Some people affected by a genetic condition choose to use a reproductive medicine technique so that they can have a child without the condition. Neurofibromatosis type 1 (NF1) is an autosomal dominant, fully penetrant condition with marked variation in expressivity. In this issue, the Dutch experience of Preimplantation Genetic Testing (PGT) for NF1 is reported [6]. Complications of in vitro fertilisation (IVF) were not more frequent in women with NF1 than in women without NF1. A pregnancy rate of 24% per cycle was reported, comparable with other autosomal dominant conditions. Bettinaglio studied genomic factors that may explain why some people with NF1 have predominantly spinal involvement, this may aid clinical counselling in future [7].
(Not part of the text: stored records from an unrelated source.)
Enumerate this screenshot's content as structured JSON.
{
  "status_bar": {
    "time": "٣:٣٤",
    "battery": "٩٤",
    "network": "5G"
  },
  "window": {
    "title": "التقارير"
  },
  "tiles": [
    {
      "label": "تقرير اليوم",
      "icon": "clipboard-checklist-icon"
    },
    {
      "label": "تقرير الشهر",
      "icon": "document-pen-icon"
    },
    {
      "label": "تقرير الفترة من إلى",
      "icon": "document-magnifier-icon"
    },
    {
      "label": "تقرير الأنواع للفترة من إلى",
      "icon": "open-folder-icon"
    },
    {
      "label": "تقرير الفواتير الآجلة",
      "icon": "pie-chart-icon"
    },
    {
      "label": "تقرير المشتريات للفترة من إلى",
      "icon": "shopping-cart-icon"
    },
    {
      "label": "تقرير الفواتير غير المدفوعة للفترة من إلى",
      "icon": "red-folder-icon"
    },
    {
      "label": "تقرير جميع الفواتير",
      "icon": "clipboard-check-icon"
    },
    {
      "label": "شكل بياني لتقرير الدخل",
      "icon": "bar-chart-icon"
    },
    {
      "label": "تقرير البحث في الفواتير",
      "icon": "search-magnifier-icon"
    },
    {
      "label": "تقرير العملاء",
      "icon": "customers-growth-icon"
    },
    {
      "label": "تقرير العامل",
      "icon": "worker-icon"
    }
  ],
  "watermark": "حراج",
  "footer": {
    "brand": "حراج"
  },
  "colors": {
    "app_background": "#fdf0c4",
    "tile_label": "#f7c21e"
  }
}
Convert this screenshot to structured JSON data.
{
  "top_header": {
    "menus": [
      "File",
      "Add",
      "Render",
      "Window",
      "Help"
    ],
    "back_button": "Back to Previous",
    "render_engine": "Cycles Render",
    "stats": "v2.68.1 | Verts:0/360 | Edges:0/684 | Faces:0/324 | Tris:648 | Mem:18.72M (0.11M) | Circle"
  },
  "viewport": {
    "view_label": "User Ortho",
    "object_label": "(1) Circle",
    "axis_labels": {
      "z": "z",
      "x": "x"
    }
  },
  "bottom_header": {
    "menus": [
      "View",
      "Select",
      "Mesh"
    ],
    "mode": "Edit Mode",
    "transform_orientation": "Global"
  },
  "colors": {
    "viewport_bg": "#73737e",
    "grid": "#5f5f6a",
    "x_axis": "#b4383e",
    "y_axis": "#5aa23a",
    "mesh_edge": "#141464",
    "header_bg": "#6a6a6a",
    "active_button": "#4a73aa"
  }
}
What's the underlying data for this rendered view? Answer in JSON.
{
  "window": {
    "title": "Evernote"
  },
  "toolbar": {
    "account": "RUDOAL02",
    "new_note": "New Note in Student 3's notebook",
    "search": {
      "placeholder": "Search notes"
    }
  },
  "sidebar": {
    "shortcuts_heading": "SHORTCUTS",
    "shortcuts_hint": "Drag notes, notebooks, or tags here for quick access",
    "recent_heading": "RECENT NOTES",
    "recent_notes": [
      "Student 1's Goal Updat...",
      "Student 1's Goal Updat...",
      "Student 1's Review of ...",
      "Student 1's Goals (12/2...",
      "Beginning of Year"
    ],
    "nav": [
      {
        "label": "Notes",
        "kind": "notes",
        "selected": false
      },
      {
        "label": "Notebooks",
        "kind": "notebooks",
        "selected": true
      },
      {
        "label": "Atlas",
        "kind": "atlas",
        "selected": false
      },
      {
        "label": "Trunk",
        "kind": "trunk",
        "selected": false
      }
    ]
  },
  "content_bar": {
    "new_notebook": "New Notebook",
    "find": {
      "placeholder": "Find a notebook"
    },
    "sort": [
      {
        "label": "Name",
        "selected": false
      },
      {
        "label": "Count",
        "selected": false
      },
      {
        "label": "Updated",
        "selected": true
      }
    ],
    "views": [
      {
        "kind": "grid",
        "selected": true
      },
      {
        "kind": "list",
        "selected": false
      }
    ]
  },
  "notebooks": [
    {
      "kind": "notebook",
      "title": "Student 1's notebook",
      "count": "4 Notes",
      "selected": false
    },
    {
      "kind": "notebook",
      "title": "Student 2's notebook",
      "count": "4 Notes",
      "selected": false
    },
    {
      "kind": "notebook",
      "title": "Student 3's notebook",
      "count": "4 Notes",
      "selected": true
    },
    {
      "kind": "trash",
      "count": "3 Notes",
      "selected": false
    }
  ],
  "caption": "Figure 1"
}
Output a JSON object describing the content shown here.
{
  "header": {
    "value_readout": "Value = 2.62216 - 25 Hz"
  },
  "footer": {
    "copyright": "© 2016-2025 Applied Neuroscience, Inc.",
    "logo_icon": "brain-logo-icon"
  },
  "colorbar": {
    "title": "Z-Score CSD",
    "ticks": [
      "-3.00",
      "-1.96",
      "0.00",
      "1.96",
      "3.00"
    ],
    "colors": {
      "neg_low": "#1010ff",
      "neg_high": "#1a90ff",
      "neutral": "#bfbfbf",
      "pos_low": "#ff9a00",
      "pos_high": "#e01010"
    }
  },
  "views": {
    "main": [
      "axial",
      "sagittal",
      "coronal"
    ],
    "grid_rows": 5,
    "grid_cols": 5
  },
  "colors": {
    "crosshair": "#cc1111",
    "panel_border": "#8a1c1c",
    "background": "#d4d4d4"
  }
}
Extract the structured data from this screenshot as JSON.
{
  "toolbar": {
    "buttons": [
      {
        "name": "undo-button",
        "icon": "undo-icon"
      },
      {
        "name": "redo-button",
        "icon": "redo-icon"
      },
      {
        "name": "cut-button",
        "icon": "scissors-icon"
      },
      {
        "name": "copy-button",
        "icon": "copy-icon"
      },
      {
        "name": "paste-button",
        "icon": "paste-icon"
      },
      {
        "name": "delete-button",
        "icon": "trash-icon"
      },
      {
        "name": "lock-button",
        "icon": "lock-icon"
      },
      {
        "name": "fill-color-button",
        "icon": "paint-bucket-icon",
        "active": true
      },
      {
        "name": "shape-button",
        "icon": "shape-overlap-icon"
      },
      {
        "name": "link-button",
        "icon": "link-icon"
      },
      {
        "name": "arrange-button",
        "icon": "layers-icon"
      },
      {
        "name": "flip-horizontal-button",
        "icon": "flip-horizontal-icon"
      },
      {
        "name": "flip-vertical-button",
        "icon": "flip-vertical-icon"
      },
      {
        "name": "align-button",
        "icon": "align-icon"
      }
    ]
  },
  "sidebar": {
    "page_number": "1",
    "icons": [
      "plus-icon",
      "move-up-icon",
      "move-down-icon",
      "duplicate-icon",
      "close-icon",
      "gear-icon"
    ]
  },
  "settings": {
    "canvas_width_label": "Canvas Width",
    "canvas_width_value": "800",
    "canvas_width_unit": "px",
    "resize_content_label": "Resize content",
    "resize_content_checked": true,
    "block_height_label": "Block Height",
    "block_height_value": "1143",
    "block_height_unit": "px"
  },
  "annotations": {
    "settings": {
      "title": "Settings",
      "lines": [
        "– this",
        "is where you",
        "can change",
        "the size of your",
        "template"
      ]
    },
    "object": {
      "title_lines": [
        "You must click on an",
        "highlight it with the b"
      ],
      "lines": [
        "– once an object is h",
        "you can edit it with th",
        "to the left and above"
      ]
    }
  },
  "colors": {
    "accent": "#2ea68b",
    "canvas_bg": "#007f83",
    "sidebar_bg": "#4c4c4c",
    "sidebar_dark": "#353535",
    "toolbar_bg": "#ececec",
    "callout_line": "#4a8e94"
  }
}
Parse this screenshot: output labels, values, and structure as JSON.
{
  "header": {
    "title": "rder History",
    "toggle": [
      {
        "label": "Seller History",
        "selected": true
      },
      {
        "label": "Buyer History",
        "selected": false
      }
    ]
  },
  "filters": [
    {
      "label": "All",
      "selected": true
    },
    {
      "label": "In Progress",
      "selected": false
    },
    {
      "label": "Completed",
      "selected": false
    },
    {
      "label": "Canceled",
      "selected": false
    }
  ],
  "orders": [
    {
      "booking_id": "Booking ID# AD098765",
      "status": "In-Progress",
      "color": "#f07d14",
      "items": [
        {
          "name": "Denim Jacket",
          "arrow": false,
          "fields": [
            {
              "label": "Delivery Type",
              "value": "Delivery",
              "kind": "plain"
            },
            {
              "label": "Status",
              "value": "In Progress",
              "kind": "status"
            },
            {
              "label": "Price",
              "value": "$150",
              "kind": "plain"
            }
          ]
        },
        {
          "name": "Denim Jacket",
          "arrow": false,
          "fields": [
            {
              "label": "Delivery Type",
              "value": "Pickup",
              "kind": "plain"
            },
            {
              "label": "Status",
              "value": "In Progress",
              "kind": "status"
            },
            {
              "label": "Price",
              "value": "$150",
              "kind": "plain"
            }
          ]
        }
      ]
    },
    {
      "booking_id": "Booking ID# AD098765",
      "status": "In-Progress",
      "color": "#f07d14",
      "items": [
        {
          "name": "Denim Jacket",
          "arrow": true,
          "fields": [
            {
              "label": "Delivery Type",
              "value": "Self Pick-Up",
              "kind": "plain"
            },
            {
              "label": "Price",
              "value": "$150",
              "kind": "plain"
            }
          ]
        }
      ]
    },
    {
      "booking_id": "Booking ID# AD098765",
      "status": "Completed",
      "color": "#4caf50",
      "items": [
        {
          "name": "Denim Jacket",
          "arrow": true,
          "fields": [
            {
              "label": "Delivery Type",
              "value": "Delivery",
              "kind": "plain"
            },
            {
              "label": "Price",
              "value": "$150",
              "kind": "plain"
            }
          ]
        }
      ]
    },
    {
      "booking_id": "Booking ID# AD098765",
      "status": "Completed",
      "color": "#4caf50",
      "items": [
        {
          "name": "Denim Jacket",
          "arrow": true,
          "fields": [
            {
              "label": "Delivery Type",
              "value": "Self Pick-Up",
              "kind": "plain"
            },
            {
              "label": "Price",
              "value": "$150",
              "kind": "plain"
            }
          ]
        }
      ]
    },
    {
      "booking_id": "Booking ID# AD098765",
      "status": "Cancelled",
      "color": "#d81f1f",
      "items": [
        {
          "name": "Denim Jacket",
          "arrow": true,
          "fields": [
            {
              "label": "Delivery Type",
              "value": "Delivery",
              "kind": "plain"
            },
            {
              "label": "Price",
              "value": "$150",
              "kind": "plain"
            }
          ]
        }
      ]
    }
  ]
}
Direct to consumer (DTC) genetic testing remains controversial. Many clinicians view DTC results with caution, and not equivalent to clinical laboratory testing. Ruehl et al. used an online survey to assess people’s interest in, and expectations of, DTC before and after exposure to sample DTC disclaimer notices [8]. They found that people with greater self-reported genetics knowledge read the DTC disclaimer notice more closely. However, there was no association between how deeply the DTC disclaimers were processed and the expectancies of what DTC could tell people. The effectiveness and appropriateness of DTC disclaimers requires further study.
Genetic testing can play an important role in helping people understand their risk of cancer. Henkel et al. used a 123 gene cancer panel to sequence 6941 German people with breast or ovarian cancer [9]. They refined this to a core 14 gene panel for breast and ovarian cancer. This core panel would identify a monogenic cause in 10% of patients, the expanded 123 gene panel only diagnosed an additional 1% of patients and very significantly increased the workload associated with variants of uncertain significance. Of course, environmental risk factors play an important role in carcinogenesis. Maina et al. report a mendelian randomisation study examining the role of different types of obesity in pancreatic cancer [10].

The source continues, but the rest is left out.